一部の国では二重国籍が認められており、複数の有効なパスポートを持つことは違法ではありません。しかし、いずれも本物であることが前提です。偽造・変造されたパスポートを所持・使用することは各国で重罪にあたります。

例えば日本では、有印私文書偽造罪および旅券法違反で逮捕・起訴され、実刑判決を受ける可能性も高いです。

例外的に「身元隠し」が行われるケース

一部の特殊機関(例:情報機関や諜報部門)では、依然として変名や偽名での渡航が「国家的任務」として行われることがあります。しかしこれは国家レベルの秘密工作に限定され、個人が真似するのは不可能です。

映画で描かれるような「スーツケースに20種類のパスポート」という描写は、フィクションとしての演出と考えるべきです。

偽造パスポートの摘発事例

2020年には日本でも複数の偽造パスポートを使って入国しようとした外国人が摘発され、国際犯罪グループとの関連が浮かび上がった事件がありました。こうしたケースでは、AIや顔認証技術が活用され、過去の出入国履歴と照合されます。

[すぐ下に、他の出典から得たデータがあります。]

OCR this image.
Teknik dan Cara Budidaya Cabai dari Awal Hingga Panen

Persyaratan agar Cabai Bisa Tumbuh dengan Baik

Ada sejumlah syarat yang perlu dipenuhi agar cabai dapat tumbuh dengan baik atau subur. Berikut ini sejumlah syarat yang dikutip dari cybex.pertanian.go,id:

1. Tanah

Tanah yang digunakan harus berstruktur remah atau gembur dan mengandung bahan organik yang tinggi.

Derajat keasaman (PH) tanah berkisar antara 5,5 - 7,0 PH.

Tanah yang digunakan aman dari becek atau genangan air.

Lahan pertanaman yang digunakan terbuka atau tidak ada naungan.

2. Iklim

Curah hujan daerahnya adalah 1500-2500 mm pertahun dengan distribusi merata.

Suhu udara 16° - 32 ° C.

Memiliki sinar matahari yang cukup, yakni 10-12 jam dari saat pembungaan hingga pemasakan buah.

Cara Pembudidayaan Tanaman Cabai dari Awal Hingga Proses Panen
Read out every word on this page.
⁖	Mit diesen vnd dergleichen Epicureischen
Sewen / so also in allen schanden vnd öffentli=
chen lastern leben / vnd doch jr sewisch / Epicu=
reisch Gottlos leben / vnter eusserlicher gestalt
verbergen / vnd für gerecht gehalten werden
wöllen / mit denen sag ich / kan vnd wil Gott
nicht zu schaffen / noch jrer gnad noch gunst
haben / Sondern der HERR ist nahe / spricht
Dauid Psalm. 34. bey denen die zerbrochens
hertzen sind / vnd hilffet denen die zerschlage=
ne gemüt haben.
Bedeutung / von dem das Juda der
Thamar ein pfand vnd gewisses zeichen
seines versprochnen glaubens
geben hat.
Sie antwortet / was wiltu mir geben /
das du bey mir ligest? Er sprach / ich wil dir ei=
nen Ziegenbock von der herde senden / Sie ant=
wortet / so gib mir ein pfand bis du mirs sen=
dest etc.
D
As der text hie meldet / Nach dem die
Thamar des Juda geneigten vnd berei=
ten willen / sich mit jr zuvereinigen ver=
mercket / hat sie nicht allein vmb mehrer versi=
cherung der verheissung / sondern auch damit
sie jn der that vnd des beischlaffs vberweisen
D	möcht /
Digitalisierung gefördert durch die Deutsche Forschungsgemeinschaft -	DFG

また、SNSや入国審査時の受け答えの不一致なども、不審人物の特定材料となるため、極めて困難な状況となっています。

まとめ:映画のような手口は現実では通用しない

かつては機能していた偽パスポートの使用も、現代のセキュリティ体制の強化により、一般人や犯罪組織が同様の手法を使うことはほぼ不可能です。映画はエンターテインメントとして楽しみつつ、現実の国際移動には正規のパスポートとルールが不可欠です。

安全かつ合法な渡航のためには、正しい旅券管理と入国手続きを守ることが最も重要です。